Can microbes turn drain water into power? Yes, says a noted genetic scientist. And they can make jet fuel too.

SAN FRANCISCO--Synthetic Genomics is certainly teaching microbes some interesting tricks.

The company, which specializes in genetically manipulating microorganisms and creating new organisms to accomplish industrial tasks, has devised a fuel cell that can generate water or electricity from the stuff that goes down your drain, said founder J. Craig Venter at the Web 2.0 Summit in San Francisco.

J. Craig Venter
J. Craig Venter

"We have biological fuel cells driven by bacteria that take human wastewater and make drinking water or electricity out of it," he said. "We've been designing a number of organisms to try to replace traditional processes."

Synthetic Genomics is also tinkering on a microorganism that can produce a new type of jet fuel. The fuel is similar to ethanol and butanol but it won't absorb water, and thus it, potentially, will be more potent than ethanol or butanol. Venter admits he's not a big fan of ethanol, an alcohol distilled from plant matter that can be used for fuel.

"We've given up on ethanol. It is great for drinking, but it is not a good fuel," he said. "There are so many better compounds."

Synthetic Genomics also has a team that is optimizing algae as a feedstock for biofuels. The company has identified one species in which nearly half of the organism's mass is lipid. That's one greasy bug. Several companies, such as LiveFuels, are trying to come up with a way to produce large amounts of algae to be used as a feedstock for biodiesel. Some companies are using naturally occurring species of algae, while others are genetically optimizing algae.
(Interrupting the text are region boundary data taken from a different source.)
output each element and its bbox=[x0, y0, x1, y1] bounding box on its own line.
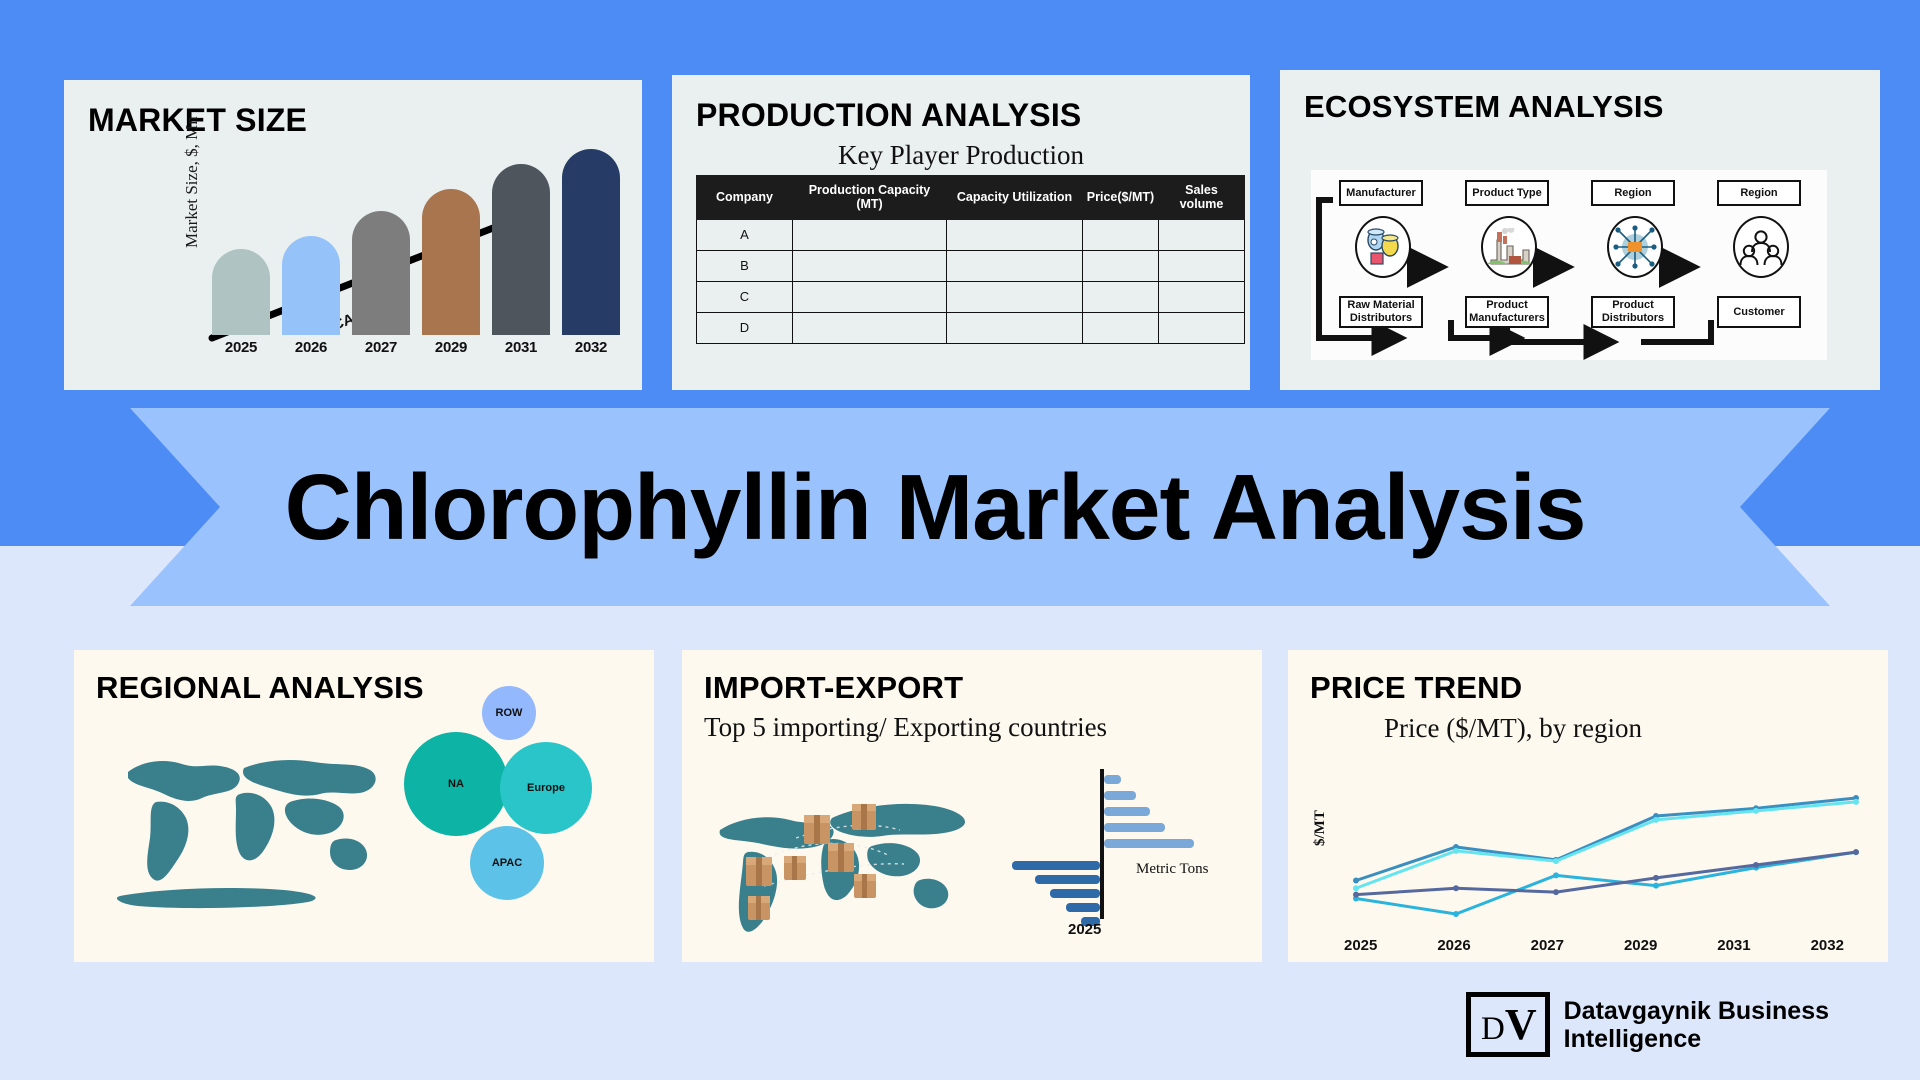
price-trend-subtitle: Price ($/MT), by region bbox=[1288, 712, 1888, 746]
key-player-production-table: CompanyProduction Capacity (MT)Capacity … bbox=[696, 175, 1245, 344]
market-size-bar bbox=[212, 249, 270, 335]
tornado-import-bar bbox=[1050, 889, 1100, 898]
price-trend-data-point bbox=[1653, 817, 1659, 823]
table-cell-company: C bbox=[697, 281, 793, 312]
price-trend-x-axis-labels: 202520262027202920312032 bbox=[1344, 937, 1844, 954]
price-trend-series-line bbox=[1356, 802, 1856, 888]
market-size-bar-group: 2025 bbox=[212, 249, 270, 356]
price-trend-data-point bbox=[1853, 799, 1859, 805]
tornado-export-bar bbox=[1104, 823, 1165, 832]
regional-bubble-europe: Europe bbox=[500, 742, 592, 834]
market-size-year-label: 2031 bbox=[505, 339, 537, 356]
ecosystem-top-node: Region bbox=[1717, 180, 1801, 206]
market-size-bar bbox=[352, 211, 410, 335]
market-size-bar bbox=[492, 164, 550, 335]
page-title: Chlorophyllin Market Analysis bbox=[285, 454, 1586, 561]
price-trend-year-label: 2027 bbox=[1531, 937, 1564, 954]
ecosystem-analysis-card: ECOSYSTEM ANALYSIS ManufacturerProduct T… bbox=[1280, 70, 1880, 390]
market-size-bar-group: 2026 bbox=[282, 236, 340, 356]
ecosystem-bottom-node: Raw Material Distributors bbox=[1339, 296, 1423, 328]
price-trend-series-line bbox=[1356, 852, 1856, 895]
table-cell-sales bbox=[1159, 281, 1245, 312]
ecosystem-analysis-title: ECOSYSTEM ANALYSIS bbox=[1280, 70, 1880, 125]
regional-analysis-card: REGIONAL ANALYSIS NAEuropeAPACROW bbox=[74, 650, 654, 962]
ecosystem-diagram: ManufacturerProduct TypeRegionRegionRaw … bbox=[1311, 170, 1827, 360]
price-trend-data-point bbox=[1853, 849, 1859, 855]
market-size-title: MARKET SIZE bbox=[64, 80, 642, 139]
table-column-header: Production Capacity (MT) bbox=[793, 176, 947, 220]
table-cell-sales bbox=[1159, 312, 1245, 343]
market-size-y-axis-label: Market Size, $, Mn bbox=[182, 116, 202, 248]
regional-bubble-row: ROW bbox=[482, 686, 536, 740]
table-cell-company: D bbox=[697, 312, 793, 343]
price-trend-data-point bbox=[1553, 872, 1559, 878]
price-trend-year-label: 2026 bbox=[1437, 937, 1470, 954]
price-trend-data-point bbox=[1353, 892, 1359, 898]
market-size-card: MARKET SIZE Market Size, $, Mn CAGR 2025… bbox=[64, 80, 642, 390]
market-size-bar bbox=[422, 189, 480, 335]
price-trend-data-point bbox=[1553, 858, 1559, 864]
market-size-bar-group: 2032 bbox=[562, 149, 620, 356]
price-trend-data-point bbox=[1453, 848, 1459, 854]
price-trend-data-point bbox=[1753, 862, 1759, 868]
market-size-year-label: 2027 bbox=[365, 339, 397, 356]
import-export-card: IMPORT-EXPORT Top 5 importing/ Exporting… bbox=[682, 650, 1262, 962]
table-header-row: CompanyProduction Capacity (MT)Capacity … bbox=[697, 176, 1245, 220]
market-size-year-label: 2025 bbox=[225, 339, 257, 356]
market-size-chart: Market Size, $, Mn CAGR 2025202620272029… bbox=[64, 140, 642, 390]
market-size-bar-group: 2027 bbox=[352, 211, 410, 356]
title-ribbon: Chlorophyllin Market Analysis bbox=[40, 408, 1830, 606]
table-cell-price bbox=[1083, 281, 1159, 312]
table-row: C bbox=[697, 281, 1245, 312]
price-trend-card: PRICE TREND Price ($/MT), by region $/MT… bbox=[1288, 650, 1888, 962]
price-trend-data-point bbox=[1353, 877, 1359, 883]
table-column-header: Price($/MT) bbox=[1083, 176, 1159, 220]
table-column-header: Capacity Utilization bbox=[947, 176, 1083, 220]
price-trend-title: PRICE TREND bbox=[1288, 650, 1888, 706]
ecosystem-top-node: Manufacturer bbox=[1339, 180, 1423, 206]
regional-analysis-title: REGIONAL ANALYSIS bbox=[74, 650, 654, 706]
import-export-tornado-chart: Metric Tons 2025 bbox=[1016, 769, 1226, 944]
ecosystem-bottom-node: Customer bbox=[1717, 296, 1801, 328]
price-trend-data-point bbox=[1753, 808, 1759, 814]
production-analysis-card: PRODUCTION ANALYSIS Key Player Productio… bbox=[672, 75, 1250, 390]
logo-line-2: Intelligence bbox=[1564, 1025, 1829, 1053]
import-export-title: IMPORT-EXPORT bbox=[682, 650, 1262, 706]
market-size-year-label: 2032 bbox=[575, 339, 607, 356]
logo-mark: D V bbox=[1466, 992, 1550, 1057]
distribution-network-icon bbox=[1607, 216, 1663, 278]
price-trend-lines bbox=[1344, 778, 1884, 928]
tornado-unit-label: Metric Tons bbox=[1136, 861, 1208, 878]
price-trend-year-label: 2031 bbox=[1717, 937, 1750, 954]
price-trend-y-axis-label: $/MT bbox=[1312, 810, 1329, 846]
tornado-export-bar bbox=[1104, 807, 1150, 816]
logo-letter-v: V bbox=[1505, 999, 1537, 1050]
ecosystem-bottom-node: Product Manufacturers bbox=[1465, 296, 1549, 328]
table-cell-company: B bbox=[697, 250, 793, 281]
import-export-subtitle: Top 5 importing/ Exporting countries bbox=[682, 712, 1262, 743]
price-trend-data-point bbox=[1653, 875, 1659, 881]
trade-flow-map-icon bbox=[704, 768, 984, 943]
table-row: B bbox=[697, 250, 1245, 281]
table-cell-capacity bbox=[793, 312, 947, 343]
table-cell-capacity bbox=[793, 281, 947, 312]
market-size-year-label: 2029 bbox=[435, 339, 467, 356]
price-trend-data-point bbox=[1453, 885, 1459, 891]
regional-bubble-na: NA bbox=[404, 732, 508, 836]
ecosystem-top-node: Region bbox=[1591, 180, 1675, 206]
table-cell-price bbox=[1083, 219, 1159, 250]
market-size-bar bbox=[562, 149, 620, 335]
tornado-import-bar bbox=[1035, 875, 1100, 884]
logo-line-1: Datavgaynik Business bbox=[1564, 997, 1829, 1025]
tornado-export-bar bbox=[1104, 775, 1121, 784]
table-cell-sales bbox=[1159, 219, 1245, 250]
table-column-header: Sales volume bbox=[1159, 176, 1245, 220]
table-cell-utilization bbox=[947, 250, 1083, 281]
tornado-year-label: 2025 bbox=[1068, 921, 1101, 938]
table-column-header: Company bbox=[697, 176, 793, 220]
logo-letter-d: D bbox=[1481, 1011, 1505, 1048]
customer-group-icon bbox=[1733, 216, 1789, 278]
price-trend-chart: $/MT 202520262027202920312032 bbox=[1288, 772, 1888, 962]
table-cell-capacity bbox=[793, 219, 947, 250]
table-row: A bbox=[697, 219, 1245, 250]
price-trend-data-point bbox=[1553, 889, 1559, 895]
table-row: D bbox=[697, 312, 1245, 343]
table-cell-utilization bbox=[947, 281, 1083, 312]
market-size-bar bbox=[282, 236, 340, 335]
market-size-bar-group: 2031 bbox=[492, 164, 550, 356]
price-trend-data-point bbox=[1453, 911, 1459, 917]
ecosystem-top-node: Product Type bbox=[1465, 180, 1549, 206]
regional-bubble-apac: APAC bbox=[470, 826, 544, 900]
factory-icon bbox=[1481, 216, 1537, 278]
table-cell-price bbox=[1083, 312, 1159, 343]
table-cell-sales bbox=[1159, 250, 1245, 281]
price-trend-data-point bbox=[1353, 885, 1359, 891]
table-cell-utilization bbox=[947, 312, 1083, 343]
logo-wordmark: Datavgaynik Business Intelligence bbox=[1564, 997, 1829, 1053]
market-size-year-label: 2026 bbox=[295, 339, 327, 356]
tornado-export-bar bbox=[1104, 839, 1194, 848]
tornado-export-bar bbox=[1104, 791, 1136, 800]
table-cell-utilization bbox=[947, 219, 1083, 250]
price-trend-year-label: 2032 bbox=[1811, 937, 1844, 954]
price-trend-year-label: 2029 bbox=[1624, 937, 1657, 954]
production-subtitle: Key Player Production bbox=[672, 140, 1250, 171]
table-body: ABCD bbox=[697, 219, 1245, 343]
tornado-import-bar bbox=[1012, 861, 1100, 870]
table-cell-capacity bbox=[793, 250, 947, 281]
barrels-icon bbox=[1355, 216, 1411, 278]
price-trend-year-label: 2025 bbox=[1344, 937, 1377, 954]
table-cell-company: A bbox=[697, 219, 793, 250]
table-cell-price bbox=[1083, 250, 1159, 281]
price-trend-data-point bbox=[1653, 883, 1659, 889]
company-logo: D V Datavgaynik Business Intelligence bbox=[1466, 992, 1829, 1057]
world-map-icon bbox=[94, 728, 394, 918]
production-analysis-title: PRODUCTION ANALYSIS bbox=[672, 75, 1250, 134]
ecosystem-bottom-node: Product Distributors bbox=[1591, 296, 1675, 328]
tornado-import-bar bbox=[1066, 903, 1100, 912]
market-size-bars: 202520262027202920312032 bbox=[212, 156, 612, 356]
market-size-bar-group: 2029 bbox=[422, 189, 480, 356]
A slew of companies--Synthetic Genomics, Fundamental Applied Biology and Gevo--have emerged in recent years to try and commercialize synthetic biology. The term refers to harnessing metabolic processes for industrial use. Microbes, after all, are just little chemical factories. They take in sugars, wood, milk and other substances and turn it into beer, cheese or ingredients for medicines. (The next time you open an expensive Burgundy, remember for a moment that it's just a big bottle of digestive remains of single-celled animals.)

Most of these companies are focused on coming up with ways to process existing biofuels or make new types of petroleum substitutes, preferably out of relatively worthless feedstocks like sewage, wastewater or wood chips. BP and Synthetic Genomics have also kicked off research to see if microorganisms found in oil fields can be exploited to get more oil out of the ground.

Some companies replicate the natural processes and aim not to use microorganisms at all. Others are manipulating the genetic code of these creatures and are making new ones.

"Within this century, people will sit down at their computers and design new plants to do a specific task," Venter said.